An unusual three-way race is underway among a group of young Democrats seeking the reliably Republican congressional seat held by a seven-term incumbent in northwest Ohio.
Even though Democrats are extremely unlikely to flip the largely rural and sprawling 5th Congressional District, Rep. Bob Latta (R., Bowling Green) has been attracting motivated Democratic challengers from the district’s more liberal communities in Lucas and Wood counties.
Latta’s neighboring colleague, Rep. Jim Jordan (R., Urbana), also has three Democrats in his district vying to win the March 17 primary for the chance to face him in November. But Jordan, a staunch defender of President Trump, is a much more visible and polarizing figure compared to Latta, who supports Trump but doesn’t have a high-profile role within the party.

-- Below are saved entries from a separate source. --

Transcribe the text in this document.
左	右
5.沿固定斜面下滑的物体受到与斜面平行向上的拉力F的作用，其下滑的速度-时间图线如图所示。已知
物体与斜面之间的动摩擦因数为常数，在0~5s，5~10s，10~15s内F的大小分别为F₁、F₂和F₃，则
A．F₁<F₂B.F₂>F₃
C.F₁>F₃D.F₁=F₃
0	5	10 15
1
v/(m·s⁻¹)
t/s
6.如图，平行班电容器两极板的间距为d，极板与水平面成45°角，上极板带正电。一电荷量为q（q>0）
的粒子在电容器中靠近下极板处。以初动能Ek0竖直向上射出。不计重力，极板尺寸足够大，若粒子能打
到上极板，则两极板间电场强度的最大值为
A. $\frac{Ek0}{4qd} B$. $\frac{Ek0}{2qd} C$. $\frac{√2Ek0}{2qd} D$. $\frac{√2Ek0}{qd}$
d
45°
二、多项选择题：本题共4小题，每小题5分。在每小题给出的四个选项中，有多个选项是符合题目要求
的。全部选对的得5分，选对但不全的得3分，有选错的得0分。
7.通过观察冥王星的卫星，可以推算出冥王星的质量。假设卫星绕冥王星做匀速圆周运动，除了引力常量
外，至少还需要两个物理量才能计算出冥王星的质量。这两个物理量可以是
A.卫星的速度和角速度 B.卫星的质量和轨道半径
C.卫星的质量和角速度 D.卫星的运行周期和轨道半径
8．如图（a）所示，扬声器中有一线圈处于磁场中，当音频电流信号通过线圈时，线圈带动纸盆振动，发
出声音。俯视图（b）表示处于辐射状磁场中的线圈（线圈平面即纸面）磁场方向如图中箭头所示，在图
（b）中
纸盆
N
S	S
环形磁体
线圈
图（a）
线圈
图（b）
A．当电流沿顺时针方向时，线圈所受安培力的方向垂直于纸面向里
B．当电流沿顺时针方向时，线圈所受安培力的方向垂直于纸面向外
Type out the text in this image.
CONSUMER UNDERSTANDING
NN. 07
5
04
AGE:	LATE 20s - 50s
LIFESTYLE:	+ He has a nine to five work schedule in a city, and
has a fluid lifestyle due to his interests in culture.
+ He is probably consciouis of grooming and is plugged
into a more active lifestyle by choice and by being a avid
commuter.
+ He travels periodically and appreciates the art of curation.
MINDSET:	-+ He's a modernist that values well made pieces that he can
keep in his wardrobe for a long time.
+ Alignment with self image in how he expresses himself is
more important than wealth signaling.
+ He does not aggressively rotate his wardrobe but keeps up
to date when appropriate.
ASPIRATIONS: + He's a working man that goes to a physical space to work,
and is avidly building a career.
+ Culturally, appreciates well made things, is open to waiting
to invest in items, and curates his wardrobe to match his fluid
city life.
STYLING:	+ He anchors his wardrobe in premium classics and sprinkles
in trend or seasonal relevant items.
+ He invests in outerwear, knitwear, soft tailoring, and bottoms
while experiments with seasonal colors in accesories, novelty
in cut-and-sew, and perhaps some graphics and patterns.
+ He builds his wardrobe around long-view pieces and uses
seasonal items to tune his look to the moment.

Amid the impeachment battle centering on Trump, Latta spent 2019 promoting bills to combat nuisance robocalls and improve internet access in rural communities, and both passed this month in the House.
Still, Latta has drawn several Democratic opponents, all political newcomers, talking about issues affecting workers and the agricultural communities where Trump ran up large margins in 2016.
The Democrats competing in the 5th District primary are Nick Rubando, a 32-year-old from Bowling Green who works for Metroparks Toledo as a cultural programmer; M. Xavier Carrigan, a 42-year-old truck driver from North Baltimore; and Gene Redinger, a 26-year-old from Bryan whom The Blade could not immediately reach.
Last year, Latta faced Michael Galbraith, a professor and investment-fund manager from Maumee, who lost by 77,000 votes. The 2016 race between Latta and Perrysburg UAW member James Neu, Jr., was also a blowout.
“I’m under no illusion that this is going to be an easy race,” said Rubando, who received the local party endorsement in Lucas County.
People warned Rubando before entering: “They said, ‘The district’s too gerrymandered. He’s got too much money. You’ll never win.’ … I thought that was crazy,” he said.
The 5th District has long been a safe seat for Republicans, who have held it since 1939. It’s also part of a political dynasty. Latta’s father, Delbert Latta, held the seat from 1959 to 1989; Bob Latta took it over in a 2007 special election.
The district includes all or part of 14 counties extending from Lucas County to the Indiana border. Trump won it with 60 percent of votes.
“The only way we can win the 5th District is if we engage with and embrace the Republicans,” said Carrigan, who noted he’s a former Republican. “If you talk to the Republicans, the race [for Mr. Latta] is already lost.”
Carrigan, a Bowling Green native with degrees from Bowling Green State University and the University of Findlay, said he’s running to fight for unions and workers.
Throughout his life he’s heard that people are upset “there’s no representation that represents working-class people. It seems like only the corporations are represented,” he said.
A Holland native, Rubando said he returned to the area this year to run for office.
After graduating from Indiana University, Rubando worked for a tech startup in Los Angeles. He was also a field organizer in California for former Democratic Rep. Katie Hill, who flipped a red district blue before resigning because of allegations of inappropriate sexual relationships with staffers.
In northwest Ohio, Rubando said he wants to help farmers who have been crippled by President Trump’s agricultural tariffs and address Lake Erie’s persistent toxic algal blooms.
“What inspired me about Katie, and still does, was that she was a young, first-time candidate who moved back to her hometown to really advocate for the area she grew up in,” he said. “Afterward, I started thinking about my hometown.”
In a statement, Latta said he’s looking forward to continuing his work for northwest Ohio residents.
“Ohioans expect their elected officials to work effectively to find solutions to our nation’s challenges, including combating the deadly opioid crisis, finding innovative ways to increase our energy security, increasing access to wireless connectivity in every community, and ensuring we remain a leader on the global stage,” he said. “We have made monumental steps towards progress and, thanks to Republican policies, our economy is strong and our unemployment rate is at a 50-year low.”
The primary winner faces long odds in the general election. Partisan gerrymandering has rendered just three of Ohio’s U.S. House races competitive in 2020.
Democrats have their sights set on Rep. Steve Chabot (R., Cincinnati) — who was locked in a tight race with Hamilton County Clerk of Courts Aftab Pureval in 2018 — and freshman Rep. Troy Balderson (R., Zanesville) in suburban Columbus. Rep. Dave Joyce (R., Mentor) in suburban Cleveland is also considered vulnerable.
Rubando notes that besides rural areas, the 5th District is comprised of suburbs where Democrats, as part of their 2020 strategy, are hoping to sway swing voters, particularly women. The district includes Toledo suburbs in Wood and Ottawa counties, two of nine Ohio counties that voted for President Barack Obama and Trump.
“We’ve recognized that’s the area we need to focus on to win,” Rubando said.